Information-theoretic analysis of protein sequences shows that amino acids self-cluster.

Abstract We analyse for each of 20 amino acids X the statistics of spacings between consecutive occurrences of X within the well-characterized Saccharomyces cerevisiae genome. The occurrences of amino acids may exhibit near random, clustered or smoothed out behaviour, like one-dimensional stochastic processes along the protein chain. If amino acids are distributed randomly within a sequence, then they follow a Poisson process, and a histogram of the number of observations of each gap size would asymptotically follow a negative exponential distribution. The novelty of the present approach lies in the use of differential geometric methods to quantify information on sequencing of amino acids and groups of amino acids, via the sequences of intervals between their occurrences. The differential geometry arises from an information-theoretic distance function on the two-dimensional space of stochastic processes subordinate to gamma distributions—which latter include the random process as a special case. We find that maximum-likelihood estimates of parametric statistics show that all 20 amino acids tend to cluster, some substantially.

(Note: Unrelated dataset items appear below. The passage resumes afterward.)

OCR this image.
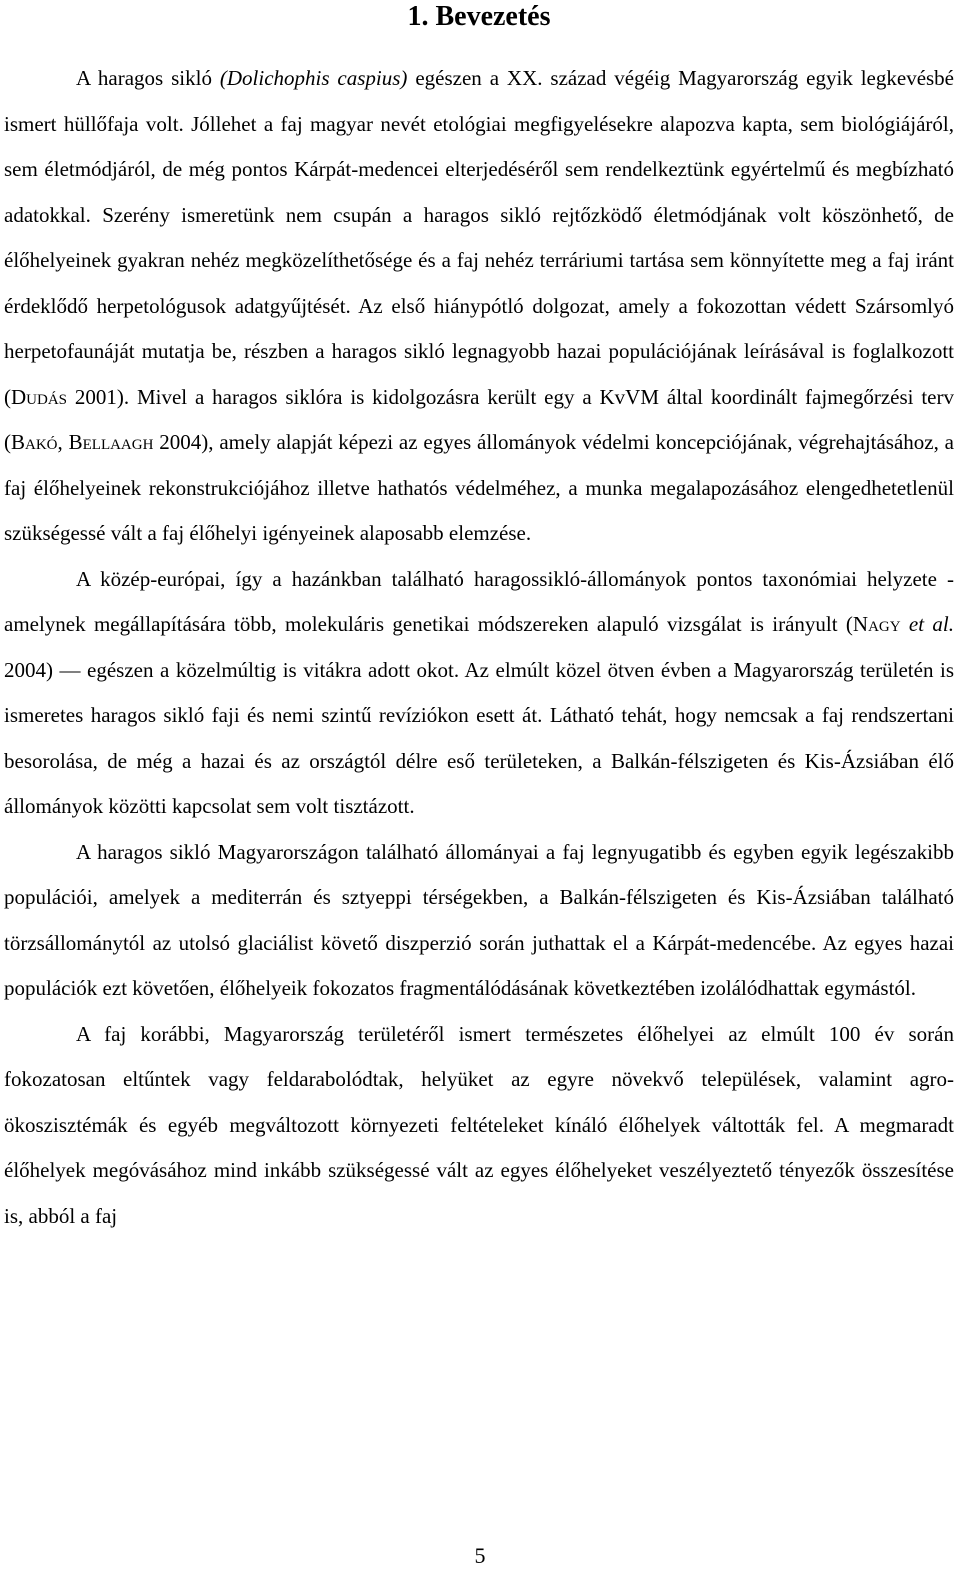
1. Bevezetés

A haragos sikló (Dolichophis caspius) egészen a XX. század végéig Magyarország egyik legkevésbé ismert hüllőfaja volt. Jóllehet a faj magyar nevét etológiai megfigyelésekre alapozva kapta, sem biológiájáról, sem életmódjáról, de még pontos Kárpát-medencei elterjedéséről sem rendelkeztünk egyértelmű és megbízható adatokkal. Szerény ismeretünk nem csupán a haragos sikló rejtőzködő életmódjának volt köszönhető, de élőhelyeinek gyakran nehéz megközelíthetősége és a faj nehéz terráriumi tartása sem könnyítette meg a faj iránt érdeklődő herpetológusok adatgyűjtését. Az első hiánypótló dolgozat, amely a fokozottan védett Szársomlyó herpetofaunáját mutatja be, részben a haragos sikló legnagyobb hazai populációjának leírásával is foglalkozott (Dudás 2001). Mivel a haragos siklóra is kidolgozásra került egy a KvVM által koordinált fajmegőrzési terv (Bakó, Bellaagh 2004), amely alapját képezi az egyes állományok védelmi koncepciójának, végrehajtásához, a faj élőhelyeinek rekonstrukciójához illetve hathatós védelméhez, a munka megalapozásához elengedhetetlenül szükségessé vált a faj élőhelyi igényeinek alaposabb elemzése.

A közép-európai, így a hazánkban található haragossikló-állományok pontos taxonómiai helyzete - amelynek megállapítására több, molekuláris genetikai módszereken alapuló vizsgálat is irányult (Nagy et al. 2004) — egészen a közelmúltig is vitákra adott okot. Az elmúlt közel ötven évben a Magyarország területén is ismeretes haragos sikló faji és nemi szintű revíziókon esett át. Látható tehát, hogy nemcsak a faj rendszertani besorolása, de még a hazai és az országtól délre eső területeken, a Balkán-félszigeten és Kis-Ázsiában élő állományok közötti kapcsolat sem volt tisztázott.

A haragos sikló Magyarországon található állományai a faj legnyugatibb és egyben egyik legészakibb populációi, amelyek a mediterrán és sztyeppi térségekben, a Balkán-félszigeten és Kis-Ázsiában található törzsállománytól az utolsó glaciálist követő diszperzió során juthattak el a Kárpát-medencébe. Az egyes hazai populációk ezt követően, élőhelyeik fokozatos fragmentálódásának következtében izolálódhattak egymástól.

A faj korábbi, Magyarország területéről ismert természetes élőhelyei az elmúlt 100 év során fokozatosan eltűntek vagy feldarabolódtak, helyüket az egyre növekvő települések, valamint agro-ökoszisztémák és egyéb megváltozott környezeti feltételeket kínáló élőhelyek váltották fel. A megmaradt élőhelyek megóvásához mind inkább szükségessé vált az egyes élőhelyeket veszélyeztető tényezők összesítése is, abból a faj

5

In other words, the frequencies of short gap lengths tend to be higher and the variance of the gap lengths is greater than expected by chance. This may be because localizing amino acids with the same properties may favour secondary structure formation or transmembrane domains. Gap sizes of 1 or 2 are generally disfavoured, 1 strongly so. The only exceptions to this are Gln and Ser, as a result of poly(Gln) or poly(Ser) sequences. There are preferences for gaps of 4 and 7 that can be attributed to α -helices. In particular, a favoured gap of 7 for Leu is found in coiled coils. Our method contributes to the characterization of whole sequences by extracting and quantifying stable stochastic features.